Anxiety Always

Anxiety Always

Adult. stakes its claim to electro authority on an aesthetic built more around heady moods than cloying fashion games. The duo started mining post-human '80s sound waves a few years before "electroclash" became a contentious term, but, legitimacy through longevity being a thing of the past, singer Nicola Kuperus and programmer Adam Lee Miller also pay uncommon attention to the history they dress up and down. From the spurting synth phase that opens "The Cold Call," the duo's Anxiety Always careens through a tight, measured crash course suited both for smooth rides and for nervous swerves. Adult. fetishizes the erotic vacancy of electro's android mind, matching brash blip riffs with icy vocals that sing of "the passion of forgetting names" and issue commands to "glue your eyelids together." Much of the album sounds thin and clangy on first pass, but as its moods congeal, Anxiety Always drinks down a cumulative thickener that oozes through the airy spaces and hardens on contact. "Blank Eyed, Nose Bleed" and "Nothing Of The Kind" lurch and pop like a sort of digitized punk, cycling through gameful violence and showy shove-offs that derive their tension from cramped backing tracks fighting for breath. For all its impressive competency, Anxiety Always remains a bit too oppressively literal in its electro resurrection–a fate that applies less to Idol Tryouts, a compilation from the Ghostly International label. Like Adult.'s Ersatz Audio imprint, Ghostly operates around the mythic electronic playland of Detroit, where electro and techno took on much of their lasting identities.
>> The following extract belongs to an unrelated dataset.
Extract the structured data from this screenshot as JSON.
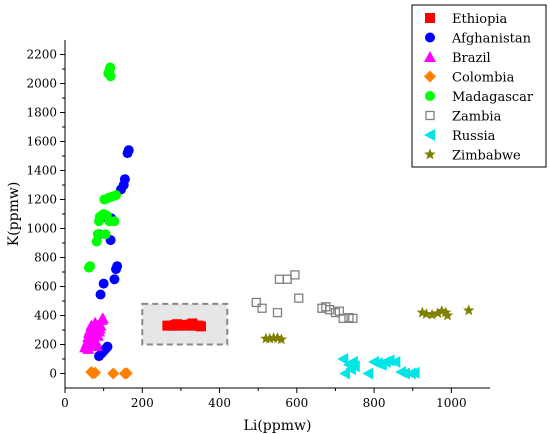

Instead of looking back, though, Idol Tryouts smears the electro template into shapes more modern than nostalgic. With "Making It Pay," Dabrye hits upon a slow, woozy electronic hip-hop gait that sounds more like a subtle composite than observable fusion. Charles Manier ups the tempo to dance-floor speed with the warped synth fits in "At The Bottle," while Matthew Dear and James Cotton sift through shuffling glitch bits that hover like clouds stewing toward lightning. More distanced and meditative than Ghostly International's notable electro manifesto Tangent 2002: Disco Nouveau, Idol Tryouts boasts an inclusive reach that wraps Detroit austerity with Boards Of Canada-like ambience. The results range from striking singularities to simple spells of beauty, but the union of the two sounds unwaveringly strong throughout.